Technical guardrails are also essential to reinforce training and mitigate human error. Canham explains that while awareness is a component of behavior change, it cannot alone prevent "slips"—unintentional mistakes like accidentally discarding keys in a trash bin. To address this, organizations must implement technical controls that make secure choices the default, such as least privilege access, safe system defaults, and error-tolerant architectures. Cunningham adds that these measures should be paired with a culture that encourages reporting near-misses and treats mistakes as learning opportunities rather than failures. For developers and IT teams, who often work in fast-paced environments with AI-driven tools, guardrails are particularly crucial. The use of AI agents to automate tasks introduces new vulnerabilities, as these systems can independently execute actions with significant security implications. By integrating technical safeguards into workflows, organizations can reduce the likelihood of errors and create a more resilient security posture.

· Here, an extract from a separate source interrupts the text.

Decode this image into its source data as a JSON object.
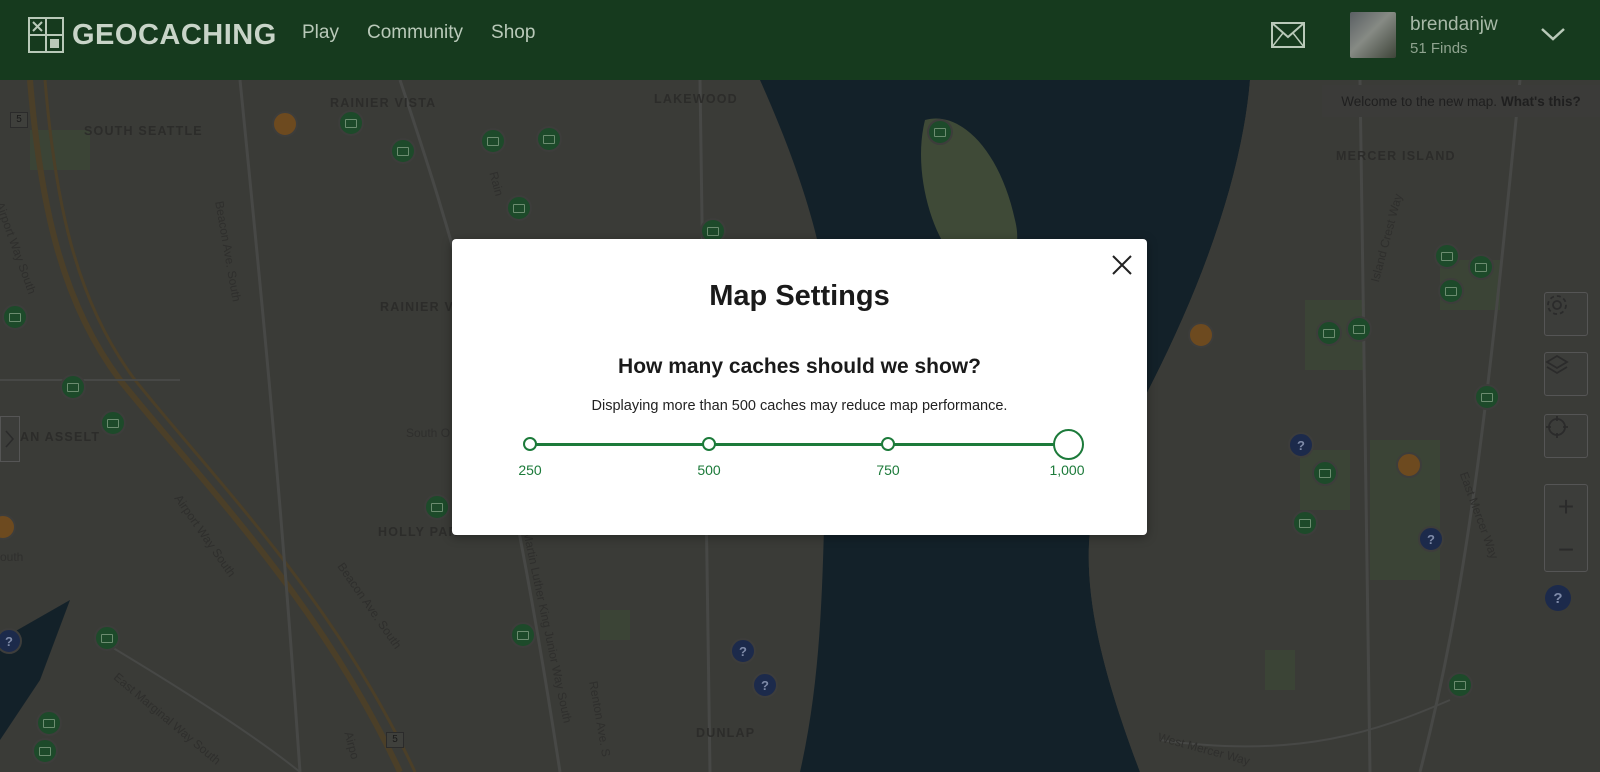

Finally, the article underscores the importance of involving employees in feedback loops that enhance security operations. Canham notes that protective stewards often feel their input is ignored, leading to disengagement. To counter this, security teams must establish processes for receiving, analyzing, and acting on user feedback. This includes designating personnel to review reports of suspicious activity and integrating insights from specialized employees into threat intelligence and future training initiatives. Just as vulnerability disclosure programs require structured responses, security feedback mechanisms should be formalized to ensure accountability and continuous improvement. By fostering collaboration between employees and security teams, organizations can create a more responsive and adaptive approach to risk management.

In conclusion, the article presents a comprehensive framework for rethinking security training by prioritizing personalization, expanding the scope of risk factors, leveraging technical controls, and fostering employee engagement. By addressing the unique needs of specialized roles and aligning training with real-world challenges, organizations can cultivate a culture of proactive security awareness that goes beyond traditional metrics. The insights from experts like Canham, Nurse, and Cunningham highlight the need for a balanced approach that combines behavioral science, technological safeguards, and continuous learning to mitigate human risk effectively.